De pequeña me contaron que a los padres los trae la cigüeña desde Oriente envueltos en preciosos paños de oro, incienso y mirra. Y que el señor Pérez, el hombre más rico del pueblo, se convirtió en ratoncillo porque comía muchos dulces y se le cayeron todos los dientes. Y que los sapos eran unos animales enamoradizos que a todo el que besaban se convertía en estatua de sal. Y yo me lo creí a pies juntillas.
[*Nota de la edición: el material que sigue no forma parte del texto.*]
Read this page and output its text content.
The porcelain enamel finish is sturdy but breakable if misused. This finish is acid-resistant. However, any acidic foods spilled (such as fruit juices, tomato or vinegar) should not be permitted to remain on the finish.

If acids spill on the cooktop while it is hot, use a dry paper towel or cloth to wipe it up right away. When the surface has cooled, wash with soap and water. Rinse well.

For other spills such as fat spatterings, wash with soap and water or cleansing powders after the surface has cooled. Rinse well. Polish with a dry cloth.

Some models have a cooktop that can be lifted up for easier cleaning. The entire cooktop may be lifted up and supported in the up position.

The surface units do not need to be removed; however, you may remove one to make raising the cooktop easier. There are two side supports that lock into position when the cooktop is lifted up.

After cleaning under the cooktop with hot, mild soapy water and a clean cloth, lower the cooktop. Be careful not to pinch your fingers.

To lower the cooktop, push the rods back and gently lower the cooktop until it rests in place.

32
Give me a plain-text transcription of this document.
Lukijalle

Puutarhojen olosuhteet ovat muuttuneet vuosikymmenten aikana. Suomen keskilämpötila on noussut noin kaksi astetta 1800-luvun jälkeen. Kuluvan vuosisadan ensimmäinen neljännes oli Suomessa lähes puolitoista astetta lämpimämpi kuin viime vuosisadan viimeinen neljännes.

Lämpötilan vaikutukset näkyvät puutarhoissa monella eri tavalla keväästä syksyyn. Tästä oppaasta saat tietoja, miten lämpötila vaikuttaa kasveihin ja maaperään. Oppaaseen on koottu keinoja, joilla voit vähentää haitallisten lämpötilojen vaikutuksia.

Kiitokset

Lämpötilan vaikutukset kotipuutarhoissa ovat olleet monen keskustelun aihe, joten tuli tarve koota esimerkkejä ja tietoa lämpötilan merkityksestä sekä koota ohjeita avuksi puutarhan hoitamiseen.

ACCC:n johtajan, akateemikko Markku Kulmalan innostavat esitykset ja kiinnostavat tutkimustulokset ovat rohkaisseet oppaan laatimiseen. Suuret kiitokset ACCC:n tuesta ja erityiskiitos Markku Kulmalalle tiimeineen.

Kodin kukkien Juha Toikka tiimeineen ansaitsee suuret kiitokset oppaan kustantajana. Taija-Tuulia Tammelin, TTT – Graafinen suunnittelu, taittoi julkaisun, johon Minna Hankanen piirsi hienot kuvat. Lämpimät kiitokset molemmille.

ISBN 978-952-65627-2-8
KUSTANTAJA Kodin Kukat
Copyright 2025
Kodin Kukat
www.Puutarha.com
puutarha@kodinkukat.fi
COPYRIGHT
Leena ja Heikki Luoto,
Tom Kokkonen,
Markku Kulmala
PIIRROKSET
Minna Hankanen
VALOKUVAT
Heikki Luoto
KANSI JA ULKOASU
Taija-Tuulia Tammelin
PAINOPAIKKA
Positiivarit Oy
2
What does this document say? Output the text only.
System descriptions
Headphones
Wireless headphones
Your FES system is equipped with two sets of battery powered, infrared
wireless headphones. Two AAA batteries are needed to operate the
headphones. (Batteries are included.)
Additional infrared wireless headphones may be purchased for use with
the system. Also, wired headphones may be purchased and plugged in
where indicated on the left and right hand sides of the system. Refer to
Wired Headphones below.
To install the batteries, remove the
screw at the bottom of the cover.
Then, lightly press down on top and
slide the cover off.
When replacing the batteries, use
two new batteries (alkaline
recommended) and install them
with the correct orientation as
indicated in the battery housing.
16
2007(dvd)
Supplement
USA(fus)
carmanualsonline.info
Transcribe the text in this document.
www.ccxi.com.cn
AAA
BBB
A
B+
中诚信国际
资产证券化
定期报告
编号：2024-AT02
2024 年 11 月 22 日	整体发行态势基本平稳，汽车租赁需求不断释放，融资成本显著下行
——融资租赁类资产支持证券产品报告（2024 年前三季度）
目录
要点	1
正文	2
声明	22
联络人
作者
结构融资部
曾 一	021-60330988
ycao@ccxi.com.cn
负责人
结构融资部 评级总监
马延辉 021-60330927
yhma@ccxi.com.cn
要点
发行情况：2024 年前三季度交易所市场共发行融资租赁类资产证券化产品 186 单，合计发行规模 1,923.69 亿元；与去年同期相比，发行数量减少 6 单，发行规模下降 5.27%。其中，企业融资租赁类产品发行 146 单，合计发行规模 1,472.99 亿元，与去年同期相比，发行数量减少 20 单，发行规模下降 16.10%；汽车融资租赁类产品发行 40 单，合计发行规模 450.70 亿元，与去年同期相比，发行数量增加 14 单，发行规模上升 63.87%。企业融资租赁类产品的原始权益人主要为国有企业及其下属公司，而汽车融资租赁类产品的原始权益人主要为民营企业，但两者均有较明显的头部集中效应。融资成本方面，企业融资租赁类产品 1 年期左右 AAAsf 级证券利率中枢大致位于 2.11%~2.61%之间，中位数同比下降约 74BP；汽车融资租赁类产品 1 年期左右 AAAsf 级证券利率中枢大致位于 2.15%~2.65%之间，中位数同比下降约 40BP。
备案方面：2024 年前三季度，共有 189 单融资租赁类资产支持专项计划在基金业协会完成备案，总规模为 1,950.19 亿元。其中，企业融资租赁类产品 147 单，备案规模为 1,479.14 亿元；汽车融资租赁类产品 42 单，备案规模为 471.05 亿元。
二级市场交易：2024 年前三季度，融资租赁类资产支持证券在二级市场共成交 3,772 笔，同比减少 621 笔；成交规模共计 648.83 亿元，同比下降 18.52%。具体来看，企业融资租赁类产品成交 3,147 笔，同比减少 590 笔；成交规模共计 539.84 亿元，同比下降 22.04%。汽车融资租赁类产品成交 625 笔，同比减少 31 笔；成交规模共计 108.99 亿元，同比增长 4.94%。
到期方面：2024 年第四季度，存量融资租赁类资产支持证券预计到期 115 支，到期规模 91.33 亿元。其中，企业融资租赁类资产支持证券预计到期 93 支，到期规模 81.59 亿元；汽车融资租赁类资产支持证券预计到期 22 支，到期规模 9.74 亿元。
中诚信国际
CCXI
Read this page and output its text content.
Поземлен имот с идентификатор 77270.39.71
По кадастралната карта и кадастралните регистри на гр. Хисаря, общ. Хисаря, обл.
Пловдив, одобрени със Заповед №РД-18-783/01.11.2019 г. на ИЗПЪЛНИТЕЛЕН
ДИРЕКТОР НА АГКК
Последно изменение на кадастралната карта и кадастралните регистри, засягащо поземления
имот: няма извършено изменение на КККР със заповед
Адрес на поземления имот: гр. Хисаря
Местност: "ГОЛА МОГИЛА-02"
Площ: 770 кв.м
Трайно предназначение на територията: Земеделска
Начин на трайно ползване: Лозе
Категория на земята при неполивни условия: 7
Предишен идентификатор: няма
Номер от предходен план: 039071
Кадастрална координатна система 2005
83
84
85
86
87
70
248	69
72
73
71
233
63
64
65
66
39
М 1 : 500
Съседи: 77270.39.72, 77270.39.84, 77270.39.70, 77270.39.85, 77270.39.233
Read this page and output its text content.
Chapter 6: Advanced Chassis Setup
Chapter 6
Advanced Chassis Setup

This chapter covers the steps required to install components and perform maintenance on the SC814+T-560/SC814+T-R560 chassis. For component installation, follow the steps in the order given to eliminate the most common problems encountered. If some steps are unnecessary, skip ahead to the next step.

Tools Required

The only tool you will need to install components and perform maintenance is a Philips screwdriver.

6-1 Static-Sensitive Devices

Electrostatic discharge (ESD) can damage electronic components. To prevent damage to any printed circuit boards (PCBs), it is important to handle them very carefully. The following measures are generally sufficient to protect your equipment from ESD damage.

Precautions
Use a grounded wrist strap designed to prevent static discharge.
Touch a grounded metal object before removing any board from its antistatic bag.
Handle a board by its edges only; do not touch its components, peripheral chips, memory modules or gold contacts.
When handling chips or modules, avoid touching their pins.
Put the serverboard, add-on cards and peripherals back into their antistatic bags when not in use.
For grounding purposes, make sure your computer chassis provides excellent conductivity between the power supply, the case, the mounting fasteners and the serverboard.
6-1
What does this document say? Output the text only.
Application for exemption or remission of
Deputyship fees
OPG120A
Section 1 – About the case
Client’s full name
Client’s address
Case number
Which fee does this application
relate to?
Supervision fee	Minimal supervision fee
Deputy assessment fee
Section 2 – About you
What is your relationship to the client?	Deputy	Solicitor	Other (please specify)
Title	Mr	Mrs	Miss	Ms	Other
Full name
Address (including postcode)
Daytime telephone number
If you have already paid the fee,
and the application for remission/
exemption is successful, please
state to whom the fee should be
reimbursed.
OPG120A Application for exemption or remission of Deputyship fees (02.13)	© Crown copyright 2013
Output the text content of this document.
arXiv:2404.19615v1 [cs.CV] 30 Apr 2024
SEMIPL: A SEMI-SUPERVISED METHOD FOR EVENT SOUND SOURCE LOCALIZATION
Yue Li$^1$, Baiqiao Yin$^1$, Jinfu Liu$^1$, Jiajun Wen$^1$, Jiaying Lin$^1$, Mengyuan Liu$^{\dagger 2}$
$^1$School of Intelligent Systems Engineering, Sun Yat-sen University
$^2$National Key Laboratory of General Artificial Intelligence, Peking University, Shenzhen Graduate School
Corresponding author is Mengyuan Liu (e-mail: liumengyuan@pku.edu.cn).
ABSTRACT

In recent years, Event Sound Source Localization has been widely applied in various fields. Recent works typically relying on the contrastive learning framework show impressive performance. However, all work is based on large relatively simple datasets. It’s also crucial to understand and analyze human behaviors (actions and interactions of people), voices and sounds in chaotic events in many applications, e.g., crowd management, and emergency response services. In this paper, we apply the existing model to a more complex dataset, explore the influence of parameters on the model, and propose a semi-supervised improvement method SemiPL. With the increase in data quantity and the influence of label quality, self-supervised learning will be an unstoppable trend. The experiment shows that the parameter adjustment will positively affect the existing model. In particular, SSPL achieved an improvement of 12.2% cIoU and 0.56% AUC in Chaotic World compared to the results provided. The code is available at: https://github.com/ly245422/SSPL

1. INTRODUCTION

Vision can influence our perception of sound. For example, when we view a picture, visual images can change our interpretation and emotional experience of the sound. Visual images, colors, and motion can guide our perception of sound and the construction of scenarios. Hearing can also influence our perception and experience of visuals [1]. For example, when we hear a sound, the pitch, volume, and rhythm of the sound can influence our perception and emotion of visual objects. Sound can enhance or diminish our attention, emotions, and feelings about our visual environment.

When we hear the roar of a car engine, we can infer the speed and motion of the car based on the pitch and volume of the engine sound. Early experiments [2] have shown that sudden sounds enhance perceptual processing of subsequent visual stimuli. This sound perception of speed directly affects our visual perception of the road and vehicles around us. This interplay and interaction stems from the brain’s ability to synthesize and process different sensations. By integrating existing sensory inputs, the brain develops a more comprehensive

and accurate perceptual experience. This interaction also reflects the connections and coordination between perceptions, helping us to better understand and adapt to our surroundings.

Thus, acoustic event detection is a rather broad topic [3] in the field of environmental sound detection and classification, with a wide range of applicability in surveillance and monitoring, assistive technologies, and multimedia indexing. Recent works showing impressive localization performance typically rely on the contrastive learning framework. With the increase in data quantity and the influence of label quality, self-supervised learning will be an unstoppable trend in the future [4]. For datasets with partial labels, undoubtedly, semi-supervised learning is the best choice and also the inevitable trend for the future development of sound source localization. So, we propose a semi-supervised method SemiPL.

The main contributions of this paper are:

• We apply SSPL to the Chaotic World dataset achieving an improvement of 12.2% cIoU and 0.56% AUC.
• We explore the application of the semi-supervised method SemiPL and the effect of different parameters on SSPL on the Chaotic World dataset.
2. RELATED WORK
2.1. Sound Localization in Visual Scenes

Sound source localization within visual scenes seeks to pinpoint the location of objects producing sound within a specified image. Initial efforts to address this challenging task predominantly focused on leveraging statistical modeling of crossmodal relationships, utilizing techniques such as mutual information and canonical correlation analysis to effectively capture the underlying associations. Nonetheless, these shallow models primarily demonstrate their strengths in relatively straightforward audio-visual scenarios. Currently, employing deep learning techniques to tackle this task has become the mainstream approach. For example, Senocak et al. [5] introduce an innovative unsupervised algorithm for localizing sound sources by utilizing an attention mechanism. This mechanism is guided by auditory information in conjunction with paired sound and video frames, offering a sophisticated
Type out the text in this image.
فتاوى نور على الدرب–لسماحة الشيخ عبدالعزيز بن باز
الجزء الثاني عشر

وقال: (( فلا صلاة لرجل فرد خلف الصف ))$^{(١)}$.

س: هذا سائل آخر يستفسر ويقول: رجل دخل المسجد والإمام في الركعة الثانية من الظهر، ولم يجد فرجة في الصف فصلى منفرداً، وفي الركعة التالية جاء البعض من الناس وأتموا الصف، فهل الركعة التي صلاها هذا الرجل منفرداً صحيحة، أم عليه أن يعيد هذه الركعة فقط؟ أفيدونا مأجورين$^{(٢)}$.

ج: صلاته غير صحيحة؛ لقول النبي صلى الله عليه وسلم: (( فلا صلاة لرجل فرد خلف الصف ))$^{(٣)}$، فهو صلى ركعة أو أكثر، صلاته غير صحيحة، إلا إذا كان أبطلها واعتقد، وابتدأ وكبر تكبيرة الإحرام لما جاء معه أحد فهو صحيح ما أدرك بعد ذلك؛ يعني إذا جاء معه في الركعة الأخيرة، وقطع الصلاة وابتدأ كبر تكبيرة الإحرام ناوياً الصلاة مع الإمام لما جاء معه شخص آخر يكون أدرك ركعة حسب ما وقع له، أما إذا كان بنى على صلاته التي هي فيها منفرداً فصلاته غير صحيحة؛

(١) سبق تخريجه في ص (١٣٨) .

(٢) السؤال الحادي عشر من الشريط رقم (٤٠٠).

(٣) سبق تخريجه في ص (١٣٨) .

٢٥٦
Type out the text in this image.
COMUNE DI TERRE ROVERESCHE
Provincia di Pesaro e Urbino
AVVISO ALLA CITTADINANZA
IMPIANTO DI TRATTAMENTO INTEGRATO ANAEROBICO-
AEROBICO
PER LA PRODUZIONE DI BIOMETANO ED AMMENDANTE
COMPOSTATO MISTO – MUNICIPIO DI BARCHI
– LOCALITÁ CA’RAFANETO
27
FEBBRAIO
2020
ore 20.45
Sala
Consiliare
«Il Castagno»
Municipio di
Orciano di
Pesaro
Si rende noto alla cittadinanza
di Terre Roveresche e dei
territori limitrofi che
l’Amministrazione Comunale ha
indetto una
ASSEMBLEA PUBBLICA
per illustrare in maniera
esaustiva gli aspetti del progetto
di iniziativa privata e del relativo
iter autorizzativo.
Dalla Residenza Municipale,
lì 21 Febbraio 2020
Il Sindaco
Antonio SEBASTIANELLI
Hasta que lo conocí a él, un hombre pegado a un sombrero que gusta de veranear en el desierto del Sáhara y presume de conocer cada grano de arena que habita en él. Llegó una tarde sin previo aviso, justo a la hora en la que el sol se toma un descanso para atildarse los rayos antes de volver a brillar. Se sentó a mi lado y sin más comenzó a hablar. Me contó que esas historias son una falacia con la que el Gran Hermano pretende mantenernos controlados. Desde ese momento no me he separado de él ni un solo instante. Es el ser más puro, genuino y natural que haya conocido jamás. Y no lo digo porque me revelase que todos descendemos de un calamar gigante, el inconfesable secreto de la Humanidad, no. Solo hay que ver con qué arte se quita cada noche el sombrero y deja, como sin querer, que sus tentáculos se desparramen por todo mi cuerpo.